Las huellas que el tiempo ha dejado en mi piel

El tiempo es un ser indolente y tenaz que nos alcanza a todos cada segundo del día, encadenando cada parte de nuestro cuerpo a su tiranía sin contemplaciones, pues nadie escapa a su control y fortaleza.

 

 

El tiempo es un ser indolente y tenaz que nos alcanza a todos cada segundo del día, encadenando cada parte de nuestro cuerpo a su tiranía sin contemplaciones, pues nadie escapa a su control y fortaleza.

Y ahora, con el paso de los años, puedes ver las huellas que el tiempo ha dejado en tu piel. Esos rastros de su paso que te han de servir de memoria y lección para vivir tu presente, y afrontar el futuro lleno de esperanzas y pasión.

Porque el tiempo no perdona a nadie, y si le dejamos vencer, si caemos en la trampa de no vivir el presente, y dedicarnos únicamente a nadar en el pasado, estaremos perdidos para siempre en un mar de dudas, tristeza, melancolía y remordimientos.

Usa las huellas del tiempo en tu beneficio

Ahora, me gustaría que hiciéramos un pequeño ejercicio de autodescubrimiento y mirada al pasado. Verás que es muy sencillo, y, bien enfocado, puede ser verdaderamente útil.

Busca en tu interior aquellos recuerdos que te vengan a la cabeza. Comienza con los primeros que lleguen, sin pensar demasiado, sin darle excesivas vueltas. No trates de encontrar los buenos o los malos, simplemente los que antes aparezcan. Apúntalos en un papel.

Ahora, busca en los recovecos de tu memoria, con total intencionalidad, todo tipo de recuerdos que encuentres en tu mente. Deja fluir las ideas, y apunta todo cuanto aparezca y que consideres interesante, tanto si es triste como si no.

Piensa en todo cuanto has vivido. El tiempo que ha pasado. Los recuerdos que te han quedado. Analiza cada detalle de aquello que ha sido tu vida hasta este momento. Sé sincero contigo mismo y no escatimes.

Una vez has analizado pormenorizadamente cada uno de tus recuerdos, extrae de ellos las lecciones que has aprendido de todos.

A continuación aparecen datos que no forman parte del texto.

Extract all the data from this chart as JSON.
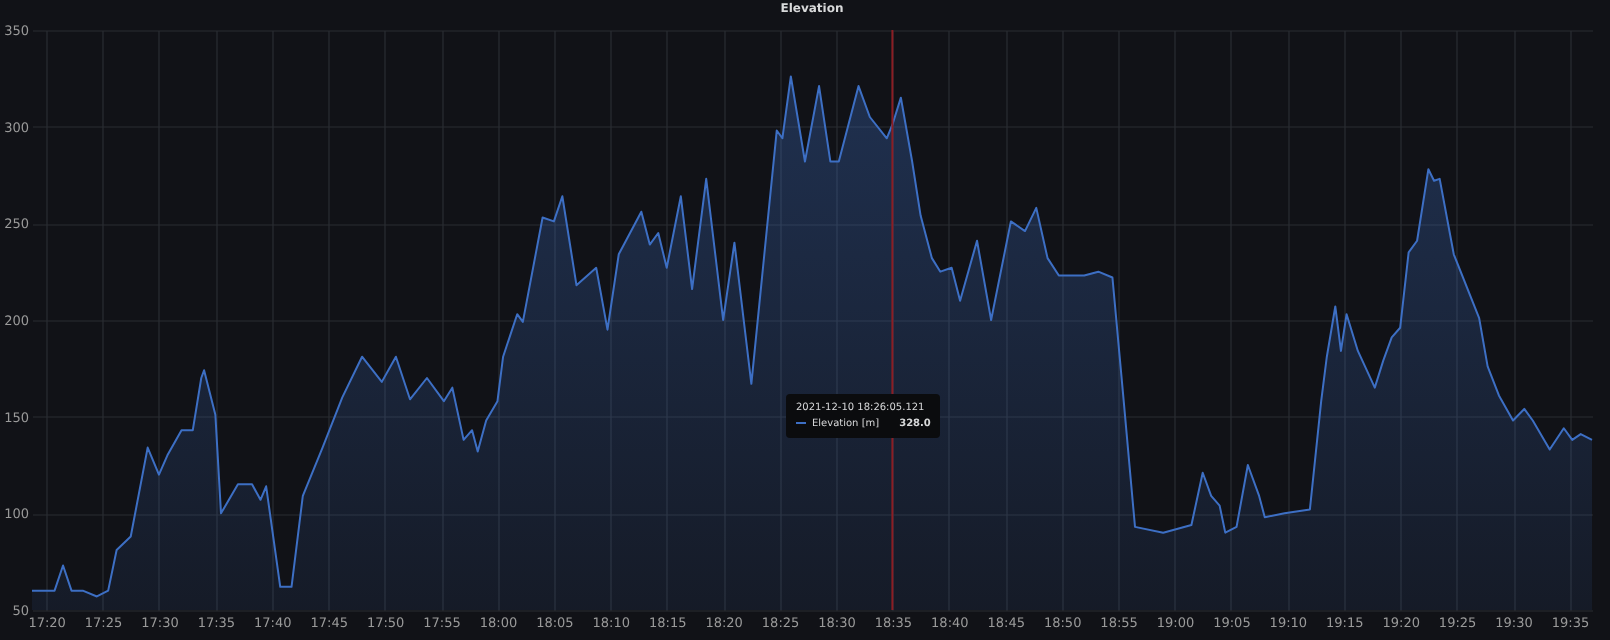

Tanto en un sentido positivo como negativo, este es el bagaje de tu vida, y el contenido que le ha dado sentido a tu actual personalidad.

Cuando hemos extraído las lecciones de cada uno de los recuerdos que nos acompañan y nos definen hoy en día, ya los podemos dejar volar. Apárcalos en tu mente, para que sigan a tu lado, pero jamás dejes que ellos sean los protagonistas de tu tiempo actual, puesto que un recuerdo no es más que eso, el aprendizaje de una lección a través de tus experiencias personales pasadas, pero nunca debe ser el leitmotiv de una vida.

Deja cuanto has vivido a un lado, pues es un bagaje que siempre te acompañará y te servirá de lección, para saber qué hacer y qué no hacer, cómo actuar y cómo no hacerlo… A partir de ahí, vive tu vida.

Utiliza el tiempo que has vivido como lo que es, una valiosa lección. Gracias a él, has aprendido mucho, pues han dejado grandes marcas en tu piel. Y ahora, disfruta tu presente con toda esa ingente información que conforma tu personalidad.

El tiempo es aquí y ahora

Si permites que el tiempo pasado y las heridas que ha dejado en tu piel sean el eje vertebrador que maneja tu presente, estarás encadenado irremisiblemente para toda la vida, observando un futuro bastante oscuro.

Si por el contrario aprendes del tiempo y todo cuanto has vivido y lo utilizas en tu beneficio, mejorando tu presente y potenciando tu futuro, lograrás cicatrizar todas las heridas que el pasado te propinó.

La huella del tiempo que vivimos jamás desaparecerá, eso es cierto. Pero no es necesario que sea tan profunda como para que provoque inmovilismo en nuestro cuerpo y nuestros huesos.

Debemos usar el tiempo pasado y el recuerdo como aprendizaje vital que nos permita vivir un presente amable y agradable, dando luz a un futuro esperanzador y lleno de vida.

Nunca permitas que el tiempo, y los recuerdos pasados, siempre lineal y tirano, sean el presente y futuro de tu vida, puesto que vivir en aquello que sucedió años atrás es ser esclavo de tu memoria, y no dueño de tu existencia.